Ares stills, panicked. “Not about— Fuck, Delaney, I didn’t mean— I told Griff that Sheriff Jackson found us, but not about any of that other shit, okay? I wouldn’t…”
I can’t move. Can’t speak. Humiliation burns under my skin. I stare down at my hands on the table. Ares puts his hand over mine. It’s heavy, calloused and warm. There are letters inked across his knuckles, so fuzzy and faded I can’t make them out. He squeezes my fingers, my hand disappearing in his.
“I wouldn’t,” he says again. “Okay?”
I look at him. At his earnest face, naked pain drawn across it, and it makes something inside me snap. Anger flares up and I slide my hand back and bury it in my lap.
“Right,” I sneer. “As if the Wastelanders wouldn’t love more dirt on Sheriff Jackson. Hey, maybe this is the bargaining chip you need for him to leave you guys alone.”
Ares blinks. “Delaney…”
“I don’t need your pity, okay? I don’t need anything from you.”
Ares retracts his hand and settles back in his seat, his face going cold.
“Except to kill your father, right?”
I say nothing and we let the icy silence frost the space between us. I know I was being too defensive, snapping back at him when he was just trying to help. Ares was just trying to comfort me, reassure me, and isn’t that why I went to him, all those years ago? Because I felt safe?
Tears prick in my eyes.
“More coffee, kids?”
A rail-thin old man offers a full pot of coffee in his trembling hand. His smile is bright and his blue eyes shine behind half-moon glasses. At first I think he’s just an overly friendly customer, but he has a name tag pinned to his button-down shirt.
“Yes, please, Lou,” I say, smiling tightly, and pushing my cup over. His coffee pour is surprisingly steady, despite his shakes. I murmur thanks as I slide my cup, now steaming, towards me.
Lou swivels to fill Ares’ cup, but he covers it with his hand.
“I’m good,” he grunts.
Lou pauses, like a glitching program, then smiles. “Anything else for you kids today?”
I notice his watery eyes move from Ares, to me, and back again. This move, the careful smile, reminds me of Rodney back at the gas station; the way he’d size up a customer, assess whether they were going to give him any trouble.
I suddenly realize what we must look like: both of us sweaty and grimy; me in a dirty tank top and torn jeans; Ares with a perpetual frown, covered head-to-toe in tattoos. At least he doesn’t have his biker cut anymore, having left it back at the trailer (which I can tell he’s not happy about).
“Just the check,” Ares says.
He digs out his phone again, like if he ignores Lou he’ll disappear. But what if Lou stays suspicious? What if, when we leave, he calls the cops just to report that something ‘didn’t feel quite right with those two early-bird customers’?
I plaster on a big, innocent-looking smile and lean over to Lou. “And breakfast was great. The perfect ending to a long sunrise hike.”

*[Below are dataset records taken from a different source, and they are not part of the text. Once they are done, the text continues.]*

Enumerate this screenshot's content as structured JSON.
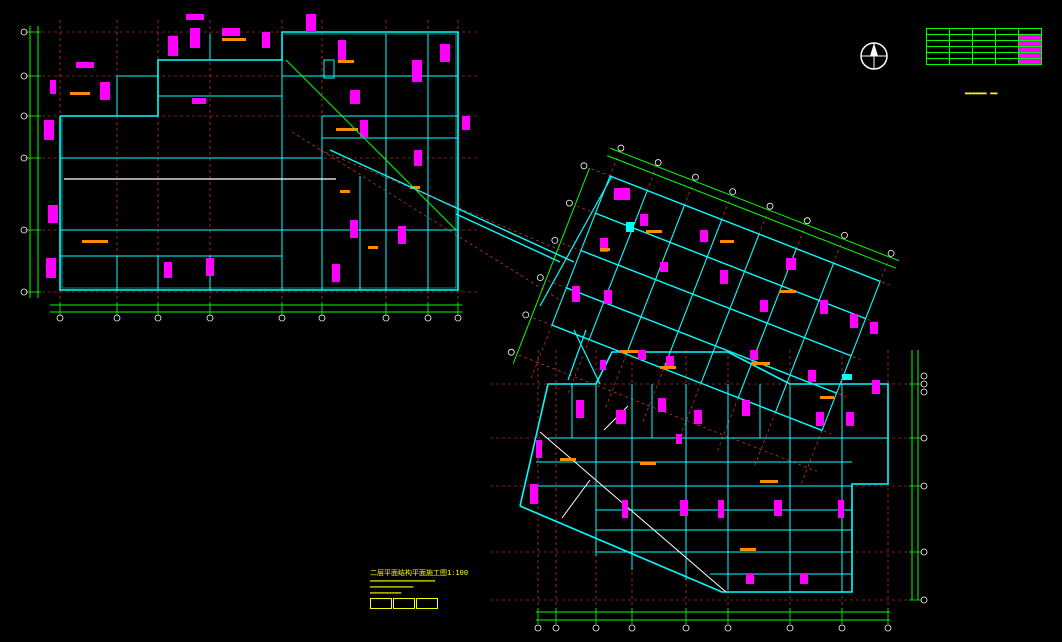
{
  "drawing": {
    "background": "#000000",
    "colors": {
      "wall": "#00ffff",
      "beam": "#40e0d0",
      "dim": "#00ff00",
      "axis": "#ff4040",
      "label": "#ffff00",
      "tag": "#ff00ff",
      "text": "#ff8c00",
      "white": "#ffffff"
    }
  },
  "legend_table": {
    "rows": 6,
    "cols": 5
  },
  "notes": {
    "title": "二层平面结构平面施工图1:100",
    "stamps": [
      "",
      "",
      ""
    ]
  },
  "axis_bubbles_left_bottom": [
    "",
    "",
    "",
    "",
    "",
    "",
    "",
    "",
    ""
  ],
  "axis_bubbles_left_side": [
    "",
    "",
    "",
    "",
    ""
  ]
}
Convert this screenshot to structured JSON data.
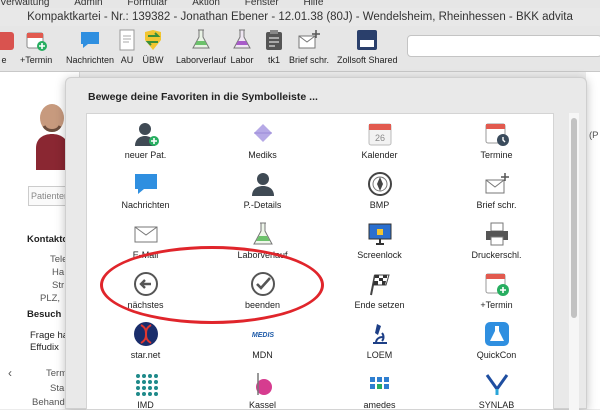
{
  "menubar": {
    "items": [
      "Verwaltung",
      "Admin",
      "Formular",
      "Aktion",
      "Fenster",
      "Hilfe"
    ]
  },
  "window": {
    "title": "Kompaktkartei - Nr.: 139382 - Jonathan Ebener - 12.01.38 (80J) - Wendelsheim, Rheinhessen - BKK advita"
  },
  "toolbar": {
    "items": [
      {
        "label": "e",
        "icon": "app-icon"
      },
      {
        "label": "+Termin",
        "icon": "calendar-plus-icon"
      },
      {
        "label": "Nachrichten",
        "icon": "chat-bubble-icon"
      },
      {
        "label": "AU",
        "icon": "document-icon"
      },
      {
        "label": "ÜBW",
        "icon": "transfer-icon"
      },
      {
        "label": "Laborverlauf",
        "icon": "flask-icon"
      },
      {
        "label": "Labor",
        "icon": "flask-icon"
      },
      {
        "label": "tk1",
        "icon": "clipboard-icon"
      },
      {
        "label": "Brief schr.",
        "icon": "envelope-plus-icon"
      },
      {
        "label": "Zollsoft Shared",
        "icon": "shared-icon"
      }
    ],
    "shared_badge": "zollsoft_shared"
  },
  "background": {
    "patient_placeholder": "Patienten",
    "contact_heading": "Kontakto",
    "contact_rows": [
      "Tele",
      "Ha",
      "Str",
      "PLZ,"
    ],
    "visit_heading": "Besuch",
    "visit_text_1": "Frage ha",
    "visit_text_2": "Effudix",
    "lower_rows": [
      "Term",
      "Sta",
      "Behand"
    ],
    "right_edge_text": "(P"
  },
  "panel": {
    "title": "Bewege deine Favoriten in die Symbolleiste ...",
    "items": [
      {
        "label": "neuer Pat.",
        "icon": "person-plus-icon"
      },
      {
        "label": "Mediks",
        "icon": "pill-icon"
      },
      {
        "label": "Kalender",
        "icon": "calendar-icon",
        "badge": "26"
      },
      {
        "label": "Termine",
        "icon": "calendar-clock-icon"
      },
      {
        "label": "Nachrichten",
        "icon": "chat-bubble-icon"
      },
      {
        "label": "P.-Details",
        "icon": "person-icon"
      },
      {
        "label": "BMP",
        "icon": "compass-icon"
      },
      {
        "label": "Brief schr.",
        "icon": "envelope-plus-icon"
      },
      {
        "label": "E-Mail",
        "icon": "envelope-icon"
      },
      {
        "label": "Laborverlauf",
        "icon": "flask-icon"
      },
      {
        "label": "Screenlock",
        "icon": "monitor-icon"
      },
      {
        "label": "Druckerschl.",
        "icon": "printer-icon"
      },
      {
        "label": "nächstes",
        "icon": "arrow-left-circle-icon"
      },
      {
        "label": "beenden",
        "icon": "check-circle-icon"
      },
      {
        "label": "Ende setzen",
        "icon": "checkered-flag-icon"
      },
      {
        "label": "+Termin",
        "icon": "calendar-plus-icon"
      },
      {
        "label": "star.net",
        "icon": "dna-icon"
      },
      {
        "label": "MDN",
        "icon": "mdn-logo-icon",
        "logo_text": "MEDIS"
      },
      {
        "label": "LOEM",
        "icon": "microscope-icon"
      },
      {
        "label": "QuickCon",
        "icon": "app-flask-icon"
      },
      {
        "label": "IMD",
        "icon": "dots-grid-icon"
      },
      {
        "label": "Kassel",
        "icon": "kassel-logo-icon"
      },
      {
        "label": "amedes",
        "icon": "amedes-logo-icon"
      },
      {
        "label": "SYNLAB",
        "icon": "synlab-logo-icon"
      }
    ]
  },
  "colors": {
    "highlight": "#e0252b",
    "accent_blue": "#2f8fe0",
    "accent_red": "#d9534f",
    "accent_green": "#27ae60"
  }
}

Ares looks up at me in surprise. There’s a pause, then Lou chuckles.
“Hike, huh? Was wondering where you two came from.”
“Oh, yeah, we’re big into all that nature stuff.”
Lou scratches his chin with his free hand. “Have you tried the Owl’s Nest Trail? Goes right along Cattlehead River, beautiful little stretch that one.”
For the next fifteen minutes, Lou, who turns out to be quite the outdoorsman, happily details his top ten hikes around Bowen, giving an honorable mention to the trail where he saw a family of particularly fat raccoons.
“I’ll be right back with your check,” Lou says finally.